He had some experience of the region during his time as a full-time Air Force chaplain, which included a stint at Williamtown.
In his first five years in the parish his people have endured severe drought, incredibly destructive bushfires, and then COVID.
Fr Greg was adamant the fires of 2019 would not destroy the heart of the people. He wrote this not long after the catastrophic experience.
“Some fires burnt to the very edges of houses, taking out sheds and cars but leaving homes intact — a testament to the fighting spirit of the Rural Fire Service and the communities that were able to stand their ground and defend. I am confident the tenacity and resilience displayed across the region, as communities stood side by side to defend their homes, will see those affected rebuild and carry on.
“Talking with families during the crisis I was impressed with the calmness of everyone as they prepared. Good decisions were made as some chose to evacuate and others decided to fight.”

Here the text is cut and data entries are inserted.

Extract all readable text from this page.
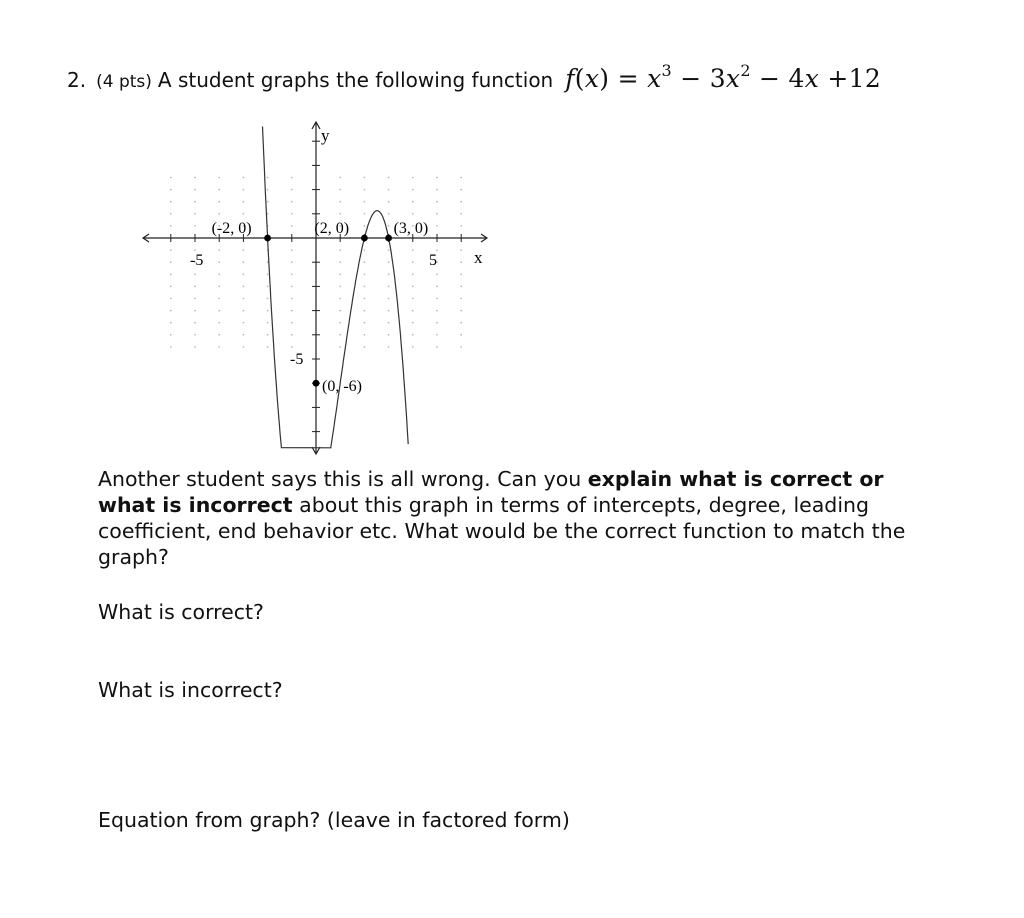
2. (4 pts) A student graphs the following function $f(x) = x^3 - 3x^2 - 4x +12$
y
x
-5	5
-5
(-2, 0)	(2, 0)	(3, 0)
(0, -6)
Another student says this is all wrong. Can you explain what is correct or what is incorrect about this graph in terms of intercepts, degree, leading coefficient, end behavior etc. What would be the correct function to match the graph?
What is correct?
What is incorrect?
Equation from graph? (leave in factored form)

Fr Greg says the resilience is still there “but COVID following the drought has made people reluctant”.
“They are holding their emotions in,” he says. “Drought, bushfire and then COVID have really tested people's strength to hang in. But people are rallying around each other and checking on their neighbours.”
It is the way the parish operates. During the bushfires, incredible stories emerged of neighbours and strangers pulling together and of genuine community spirit in the face of adversity.
“At times like this we really witness the heart of the Australian people and the determination of our communities to do more than simply survive these disasters,” Fr Greg wrote after the event.
Now, he says, they are also wondering what will happen next.
“Many are looking forward to the COVID vaccination,” he says. “They believe the sense of security it offers will bring them back to a sort of normality and to what they had before.”